Много он еще подвигов совершил. Водяного утопил в родном болоте, у Бабы Яги отнял костяную ногу и в ступе истолок её. А старушке заместо нее другую, еще лучше вставил, которую у избушки на курьих ножках оторвал. И стала избушка уже на курьей ножке. С Соловьем же Разбойником Бруслан такой подвиг учинил, что птах российский со своего дуба теперь ни ногой! Лишь изредка доносится из густой листвы жалобное кукареканье.
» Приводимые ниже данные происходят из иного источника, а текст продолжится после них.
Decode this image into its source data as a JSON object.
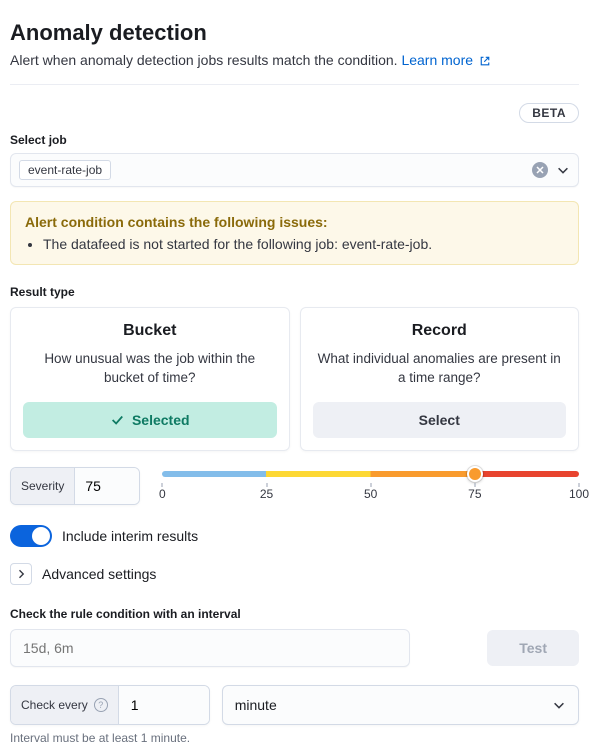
{
  "header": {
    "title": "Anomaly detection",
    "subtitle": "Alert when anomaly detection jobs results match the condition.",
    "learn_more": "Learn more"
  },
  "beta": "BETA",
  "select_job": {
    "label": "Select job",
    "selected": "event-rate-job"
  },
  "callout": {
    "title": "Alert condition contains the following issues:",
    "items": [
      "The datafeed is not started for the following job: event-rate-job."
    ]
  },
  "result_type": {
    "label": "Result type",
    "cards": [
      {
        "title": "Bucket",
        "desc": "How unusual was the job within the bucket of time?",
        "btn": "Selected",
        "selected": true
      },
      {
        "title": "Record",
        "desc": "What individual anomalies are present in a time range?",
        "btn": "Select",
        "selected": false
      }
    ]
  },
  "severity": {
    "label": "Severity",
    "value": "75",
    "ticks": [
      "0",
      "25",
      "50",
      "75",
      "100"
    ]
  },
  "interim_toggle": {
    "label": "Include interim results",
    "on": true
  },
  "advanced": {
    "label": "Advanced settings"
  },
  "interval": {
    "label": "Check the rule condition with an interval",
    "placeholder": "15d, 6m",
    "test_btn": "Test"
  },
  "check_every": {
    "label": "Check every",
    "value": "1",
    "unit": "minute",
    "help": "Interval must be at least 1 minute."
  }
}
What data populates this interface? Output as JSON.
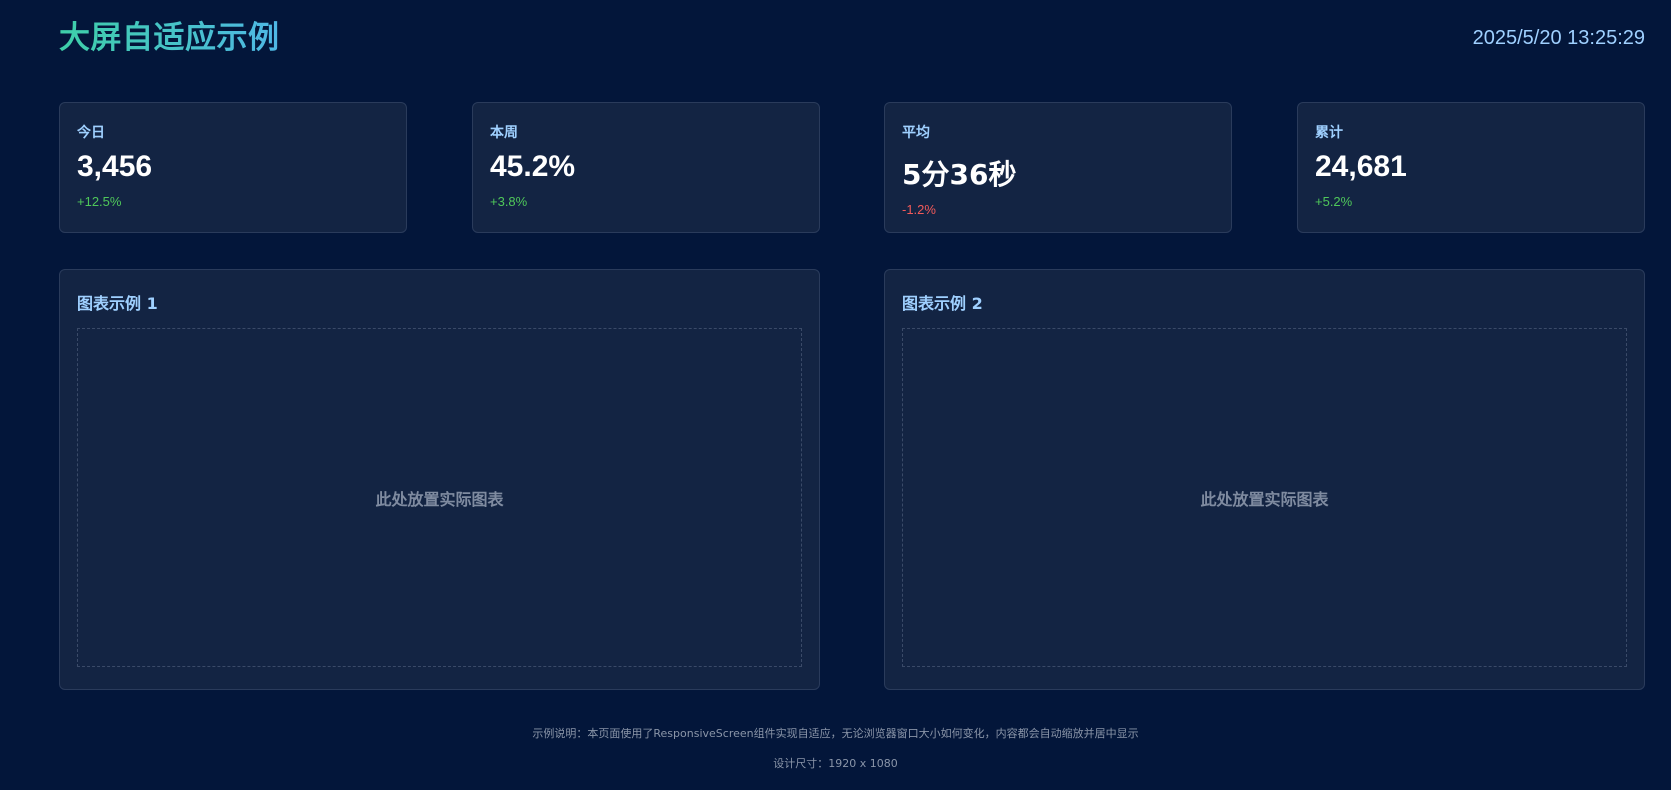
{
  "header": {
    "title": "大屏自适应示例",
    "datetime": "2025/5/20 13:25:29"
  },
  "stats": [
    {
      "label": "今日",
      "value": "3,456",
      "change": "+12.5%",
      "trend": "up"
    },
    {
      "label": "本周",
      "value": "45.2%",
      "change": "+3.8%",
      "trend": "up"
    },
    {
      "label": "平均",
      "value": "5分36秒",
      "change": "-1.2%",
      "trend": "down"
    },
    {
      "label": "累计",
      "value": "24,681",
      "change": "+5.2%",
      "trend": "up"
    }
  ],
  "charts": [
    {
      "title": "图表示例 1",
      "placeholder": "此处放置实际图表"
    },
    {
      "title": "图表示例 2",
      "placeholder": "此处放置实际图表"
    }
  ],
  "footer": {
    "description": "示例说明：本页面使用了ResponsiveScreen组件实现自适应，无论浏览器窗口大小如何变化，内容都会自动缩放并居中显示",
    "design_size": "设计尺寸：1920 x 1080"
  },
  "colors": {
    "background": "#03163a",
    "card": "#132443",
    "accent": "#9fd0ff",
    "up": "#4fc75a",
    "down": "#f25a5a"
  }
}
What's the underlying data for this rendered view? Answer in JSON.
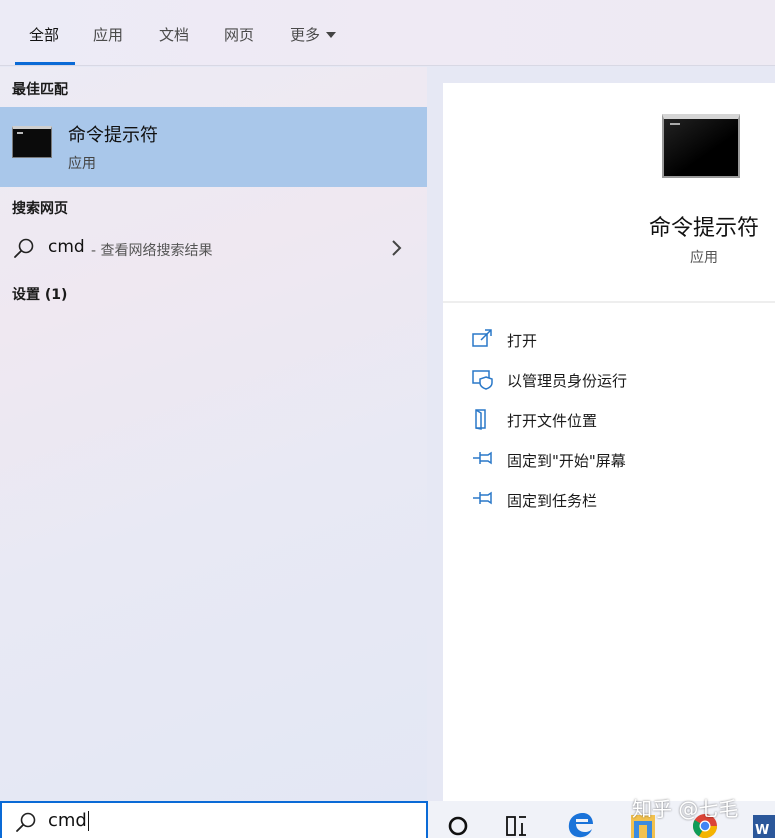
{
  "tabs": [
    {
      "label": "全部"
    },
    {
      "label": "应用"
    },
    {
      "label": "文档"
    },
    {
      "label": "网页"
    },
    {
      "label": "更多"
    }
  ],
  "left": {
    "best_match_title": "最佳匹配",
    "best_match": {
      "name": "命令提示符",
      "type": "应用"
    },
    "web_title": "搜索网页",
    "web_result": {
      "query": "cmd",
      "hint": "- 查看网络搜索结果"
    },
    "settings_title": "设置 (1)"
  },
  "detail": {
    "name": "命令提示符",
    "type": "应用",
    "actions": [
      {
        "label": "打开",
        "icon": "open-icon"
      },
      {
        "label": "以管理员身份运行",
        "icon": "admin-shield-icon"
      },
      {
        "label": "打开文件位置",
        "icon": "file-location-icon"
      },
      {
        "label": "固定到\"开始\"屏幕",
        "icon": "pin-icon"
      },
      {
        "label": "固定到任务栏",
        "icon": "pin-icon"
      }
    ]
  },
  "search": {
    "value": "cmd"
  },
  "taskbar": {
    "icons": [
      "cortana-icon",
      "task-view-icon",
      "edge-icon",
      "file-explorer-icon",
      "chrome-icon",
      "word-icon"
    ]
  },
  "watermark": "知乎 @七毛",
  "colors": {
    "accent": "#0a6ad6",
    "selected": "#a9c7ea",
    "icon_blue": "#2a78c8"
  }
}
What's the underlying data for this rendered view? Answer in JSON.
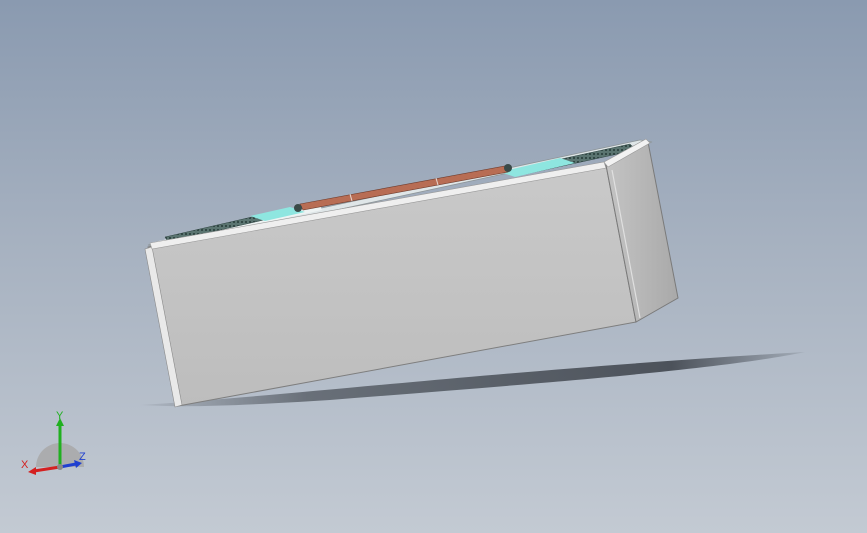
{
  "viewport": {
    "background_top": "#8a9ab0",
    "background_bottom": "#c3cad3"
  },
  "model": {
    "body_color": "#c6c6c6",
    "side_color": "#b3b3b3",
    "top_plate_color": "#e6ecee",
    "grille_color": "#3f5b57",
    "accent_cyan": "#8ee6e0",
    "bar_color": "#b86d54"
  },
  "triad": {
    "x_label": "X",
    "y_label": "Y",
    "z_label": "Z",
    "x_color": "#d42020",
    "y_color": "#20b020",
    "z_color": "#2040d0"
  }
}
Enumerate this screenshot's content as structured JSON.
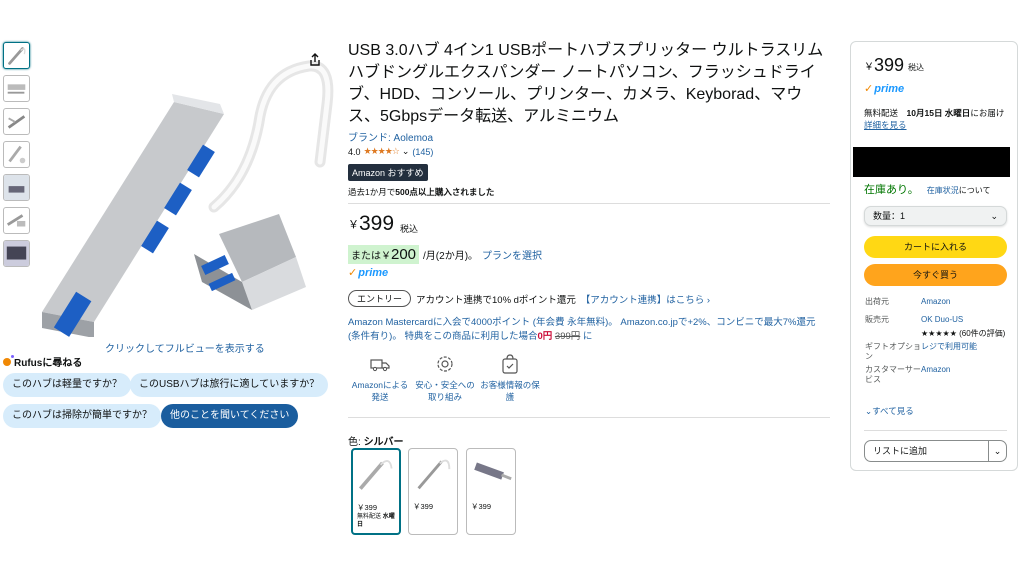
{
  "gallery": {
    "thumb_count": 7,
    "full_view_label": "クリックしてフルビューを表示する"
  },
  "rufus": {
    "title": "Rufusに尋ねる",
    "chips": [
      "このハブは軽量ですか？",
      "このUSBハブは旅行に適していますか？",
      "このハブは掃除が簡単ですか？",
      "他のことを聞いてください"
    ]
  },
  "product": {
    "title": "USB 3.0ハブ 4イン1 USBポートハブスプリッター ウルトラスリム ハブドングルエクスパンダー ノートパソコン、フラッシュドライブ、HDD、コンソール、プリンター、カメラ、Keyborad、マウス、5Gbpsデータ転送、アルミニウム",
    "brand": "ブランド: Aolemoa",
    "rating_value": "4.0",
    "stars": "★★★★☆",
    "review_count": "(145)",
    "badge": "Amazon おすすめ",
    "bought_prefix": "過去1か月で",
    "bought_bold": "500点以上購入されました",
    "price_currency": "￥",
    "price_value": "399",
    "price_tax": "税込",
    "installment_prefix": "または",
    "installment_cur": "￥",
    "installment_value": "200",
    "installment_suffix": "/月(2か月)。",
    "installment_link": "プランを選択",
    "prime_label": "prime",
    "entry_label": "エントリー",
    "dpoint_text": "アカウント連携で10% dポイント還元",
    "dpoint_link": "【アカウント連携】はこちら ›",
    "mc_text": "Amazon Mastercardに入会で4000ポイント (年会費 永年無料)。 Amazon.co.jpで+2%、コンビニで最大7%還元(条件有り)。 特典をこの商品に利用した場合",
    "mc_price": "0円",
    "mc_strike": "399円",
    "mc_tail": " に",
    "features": [
      {
        "icon": "truck-icon",
        "label": "Amazonによる発送"
      },
      {
        "icon": "shield-gear-icon",
        "label": "安心・安全への取り組み"
      },
      {
        "icon": "shopping-bag-check-icon",
        "label": "お客様情報の保護"
      }
    ],
    "color_label": "色: ",
    "color_value": "シルバー",
    "variants": [
      {
        "price": "￥399",
        "ship": "無料配送",
        "ship_bold": "水曜日"
      },
      {
        "price": "￥399"
      },
      {
        "price": "￥399"
      }
    ]
  },
  "buybox": {
    "price_currency": "￥",
    "price_value": "399",
    "price_tax": "税込",
    "prime_label": "prime",
    "delivery_prefix": "無料配送",
    "delivery_date": "10月15日 水曜日",
    "delivery_suffix": "にお届け",
    "delivery_link": "詳細を見る",
    "stock": "在庫あり。",
    "stock_link": "在庫状況",
    "stock_suffix": "について",
    "qty_label": "数量：1",
    "cart_button": "カートに入れる",
    "buy_button": "今すぐ買う",
    "rows": [
      {
        "key": "出荷元",
        "value": "Amazon"
      },
      {
        "key": "販売元",
        "value": "OK Duo-US"
      },
      {
        "key": "",
        "value": "★★★★★ (60件の評価)"
      },
      {
        "key": "ギフトオプション",
        "value": "レジで利用可能"
      },
      {
        "key": "カスタマーサービス",
        "value": "Amazon"
      }
    ],
    "see_more": "すべて見る",
    "wishlist": "リストに追加"
  }
}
Пришел час и домой ворочаться. Прискакал Бруслан ко дворцу. Прискакал, покакал на всяк случай пред тем как пред очи государевы явиться, и в палаты царские отправился. Увидал богатыря царь и от радости неописуемой лицом позеленел. Чуть не взвыл от счастья.
- Ну что, Кретинограф, - молвит Бруслан, - славой я покрылся – живого места не найти! Весь народ молится матерно – меня, героя, славит! Изволь отчинить полцарства дурного государства и дочуру ко мне в опочивальню сей же вечер привести!
- Сбрендил? Али контузило тебя в ратном бою? – Ласково Кретинограф отвечает. – Пол страны изломал-изгадил, так тебе теперь вторую на разор подавай?! Нет, касаемо доченции проблем и возражений нет! Забирай стервозу с очей моих долой да живите-поживайте, гумна наживайте! Но пойми, ветеран ты мой на голову инвалидный, полцарства – это тебе не пол-литра! Даже не полтора и не два! Царством управлять – это тебе не ржавой железякой, что ты мечом-кладенцом сдуру зовешь, махать. Тут надобно политику знать! Так что, жалую тебе три бочки спирта нашатырного, чтоб ты в себя пришел и боле не городил бы ереси про полцарства, и пять бочек спирту питьевого, чтоб не шастал в след раз никуда, ибо покуда ты под рукой, вреда от тебя меньше. Всё! Не благодари, а вон иди с глаз долой за царскою наградой, а то у тебя из уст дюже болотной водой смердит вперемеж с сивухой самогонной.
Так и стали они жить-поживать, счастием своим народ поражать. Токмо конь заморский зебра зимою лютой копыта отбросил. И шут с ним. Точнее, сначала шут, а за ним уж и конь. Но это уже другая сказка!